Toward a Causal Health Effect of Fine Particulate Air Pollution
AbstractExposure to fine particulate matter (PM2.5) has been associated with many adverse health outcomes, including increased risk of mortality and hospital admissions. There have been criticisms challenging whether the reported associations are valid estimates of the underlying causal effect of PM2.5, with confounding bias as one of them. Confounding bias may occur when the researchers fail to identify confounders among measured covariates, misspecify the functional form for the confounders in the outcome regression model, or fail to measure some of the confounders.
This dissertation develops and applies novel biostatistical methods to relax the assumptions and address the confounding issue in order for the estimated effect of PM2.5 to be causal. The first study tackles the confounder selection problem, when the number of candidate covariates is large and the sample size is extraordinarily large. The study develops a novel divide-and-conquer adaptive least absolute shrinkage and selection operator (LASSO) to select variables and fit sparse Cox proportional hazards models for big datasets for short-term PM2.5 on readmission or death hazard among heart failure patients. The second study relaxes the assumption of correct specifying an outcome regression and develops doubly robust additive hazards models (DRAHM) for the effect of long-term PM2.5 on mortality, where either a correctly specified propensity score model or outcome regression model can lead to a causal estimate. The third study relaxes the assumption of no unmeasured confounding and gives the causal relative risk estimate of PM2.5 on mortality using a difference-in-differences approach. The fourth study presents a standard analysis using Cox proporitional hazards model for long-term exposure to PM2.5 and mortality with extensive adjustment for confounding.

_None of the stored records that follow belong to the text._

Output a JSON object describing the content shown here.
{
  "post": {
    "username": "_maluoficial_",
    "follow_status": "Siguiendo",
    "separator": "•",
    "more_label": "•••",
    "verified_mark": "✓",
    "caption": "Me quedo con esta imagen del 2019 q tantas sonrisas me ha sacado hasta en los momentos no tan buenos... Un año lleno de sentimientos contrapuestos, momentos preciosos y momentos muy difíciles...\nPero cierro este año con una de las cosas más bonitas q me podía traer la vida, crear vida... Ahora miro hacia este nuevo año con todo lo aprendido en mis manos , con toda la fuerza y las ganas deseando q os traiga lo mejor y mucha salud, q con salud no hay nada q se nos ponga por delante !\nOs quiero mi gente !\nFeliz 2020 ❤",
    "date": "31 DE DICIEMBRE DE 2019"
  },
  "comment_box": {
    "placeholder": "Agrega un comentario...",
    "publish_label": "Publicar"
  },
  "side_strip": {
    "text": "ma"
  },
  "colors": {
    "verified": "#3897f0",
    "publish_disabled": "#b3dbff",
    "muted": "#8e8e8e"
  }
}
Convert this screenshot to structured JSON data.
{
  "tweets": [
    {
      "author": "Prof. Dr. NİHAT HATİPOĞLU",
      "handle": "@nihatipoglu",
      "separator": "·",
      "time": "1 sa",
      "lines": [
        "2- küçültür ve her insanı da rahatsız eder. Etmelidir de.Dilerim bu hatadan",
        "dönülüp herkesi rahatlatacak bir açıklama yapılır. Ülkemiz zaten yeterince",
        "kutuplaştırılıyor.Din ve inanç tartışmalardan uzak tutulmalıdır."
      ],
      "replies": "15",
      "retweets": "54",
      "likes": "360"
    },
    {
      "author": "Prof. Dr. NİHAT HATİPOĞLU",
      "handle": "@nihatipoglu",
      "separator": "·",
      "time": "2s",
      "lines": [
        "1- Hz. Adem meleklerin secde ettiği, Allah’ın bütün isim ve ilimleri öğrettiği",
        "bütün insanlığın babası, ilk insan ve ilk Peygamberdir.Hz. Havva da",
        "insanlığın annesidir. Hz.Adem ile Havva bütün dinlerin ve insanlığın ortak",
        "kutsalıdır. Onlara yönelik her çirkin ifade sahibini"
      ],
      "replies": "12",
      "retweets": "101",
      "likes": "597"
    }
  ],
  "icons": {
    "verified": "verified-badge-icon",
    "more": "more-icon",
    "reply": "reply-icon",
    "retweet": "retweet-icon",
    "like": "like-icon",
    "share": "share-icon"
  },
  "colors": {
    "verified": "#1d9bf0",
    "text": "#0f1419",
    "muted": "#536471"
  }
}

The studies in the dissertation present novel biostatistical methods that relax the assumptions required for the estimate of PM2.5 on health outcomes to be causal, while relying on other assumptions including consistency, positivity, no exposure measurement error, and no interference. The applications suggest that exposure to PM2.5 causally increases the risk of mortality in a long term and the risk of readmission or death due to heart failure in a short term.